You might know the story of Joseph being unjustly attacked by his brothers, thrown into a pit, and sold into slavery. Later he was falsely accused of rape and condemned to prison. During Joseph's hardships we never hear anything about him holding vengeful thoughts or wanting to get even for the injustices done to him. He was known in the prison as a revealer of dreams, and that became his ticket out of prison. Pharoah had had a disturbing dream about fat and skinny cows and good and withered corn that none of his wise men could explain. So Joseph was brought before Pharoah to interpret the dream. But Joseph claimed no wisdom of his own. He said, "It is not in me: God shall give an answer of peace." He was able to interpret the dream as a warning of impending environmental disaster in the form of 7 years of drought and famine. He eventually became the second in command in all Egypt solving the problem and feeding the people.

I love to think about Joseph's experience as a model for me to follow. He began by asking God for answers, not blaming anyone. When Pharoah heard the meaning of the dream, he thought Joseph was wise and put him in charge of solving the problem. What Joseph really was was willing to listen to God. And because of this guidance or wisdom, Joseph was given the opportunity, authority and ideas to solve a huge problem which not only would benefit the people of Egypt, but all the people in that part of the world including Joseph's own brothers that had wronged him so badly years earlier. Joseph was able to hear God's voice because he had loved and forgiven his brothers, and because he had not given into the temptations of Potiphar's wife.
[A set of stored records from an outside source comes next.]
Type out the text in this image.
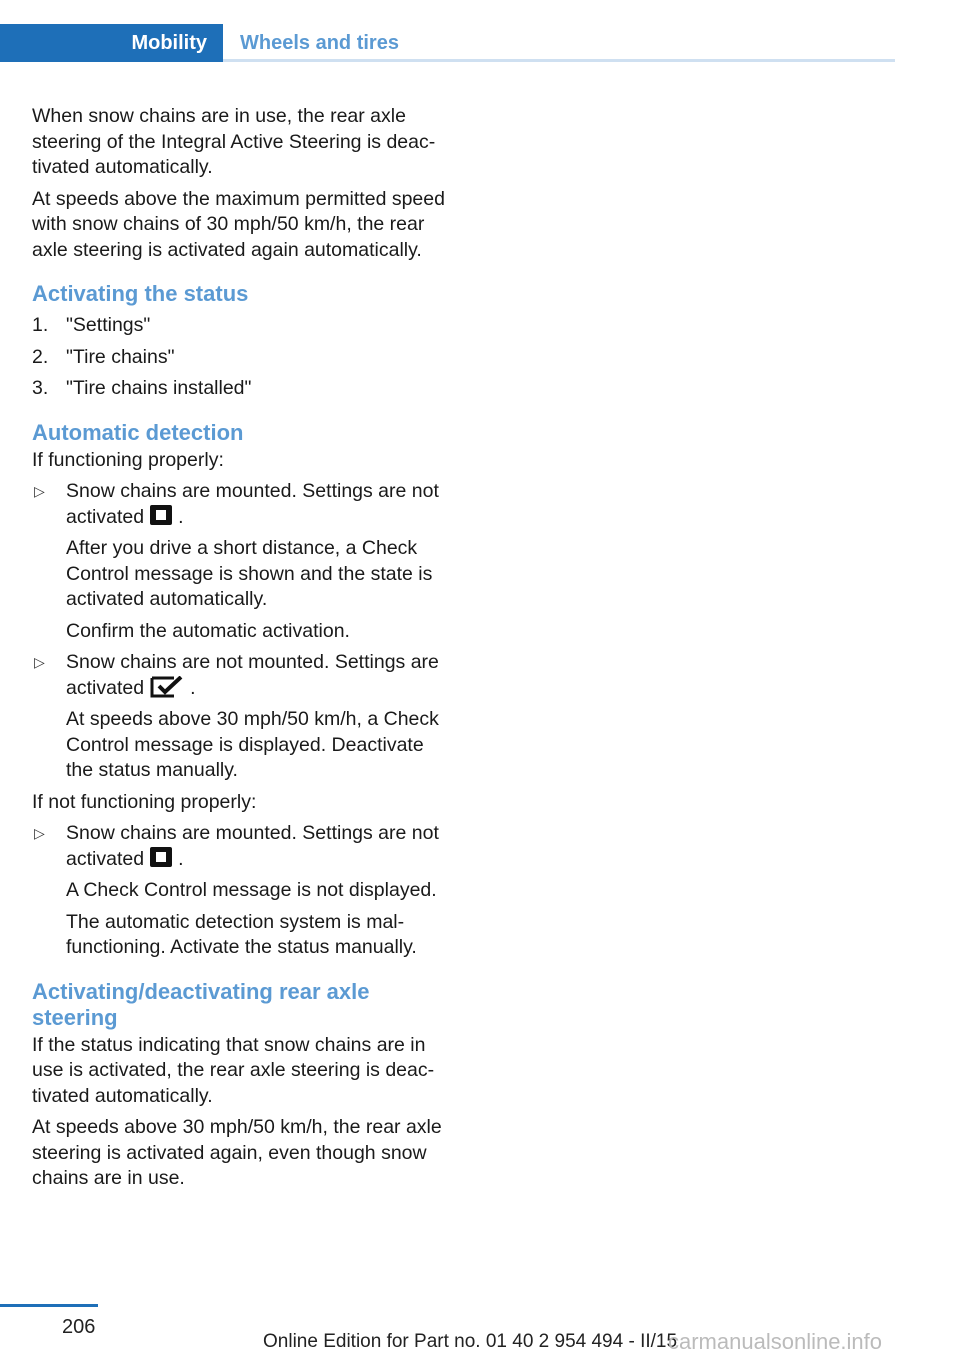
Mobility	Wheels and tires

When snow chains are in use, the rear axle steering of the Integral Active Steering is deactivated automatically.

At speeds above the maximum permitted speed with snow chains of 30 mph/50 km/h, the rear axle steering is activated again automatically.

Activating the status
1. "Settings"
2. "Tire chains"
3. "Tire chains installed"
Automatic detection

If functioning properly:

▷ Snow chains are mounted. Settings are not activated .

After you drive a short distance, a Check Control message is shown and the state is activated automatically.

Confirm the automatic activation.

▷ Snow chains are not mounted. Settings are activated .

At speeds above 30 mph/50 km/h, a Check Control message is displayed. Deactivate the status manually.

If not functioning properly:

▷ Snow chains are mounted. Settings are not activated .

A Check Control message is not displayed.

The automatic detection system is malfunctioning. Activate the status manually.

Activating/deactivating rear axle steering

If the status indicating that snow chains are in use is activated, the rear axle steering is deactivated automatically.

At speeds above 30 mph/50 km/h, the rear axle steering is activated again, even though snow chains are in use.

206
Online Edition for Part no. 01 40 2 954 494 - II/15
carmanualsonline.info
He had been meeting the moral and spiritual demands made upon him, and so he was ready.

"How about me?" I thought. "Was I ready? Did I love enough, trust enough, listen enough?" Joseph was able to meet the environmental crisis by listening to God. He had the Egyptians build barns and collect grain for the first seven good years and store it for the seven years of famine, ready when the need came. Those were human actions, but divinely guided ones, and they enabled Joseph to provide food and save lives. I asked myself, "Could I learn from Joseph's experience? Could I forgive the farmer's poor judgment, spraying on a windy day? Could I trust God so completely that I could stop fearing for my trees?" That became my prayer, to forgive and trust God completely.

Well, as the weeks went by those curled up leaves dried and fell off and all new leaves grew back. Not one tree was lost! Not just the big ones, but even the seedlings, and in all our yards, not one tree was lost. Victors! It seemed to me like a microcosm of the world, a peek at how the Truth applied could sustain even the forests, the oceans, and the skies.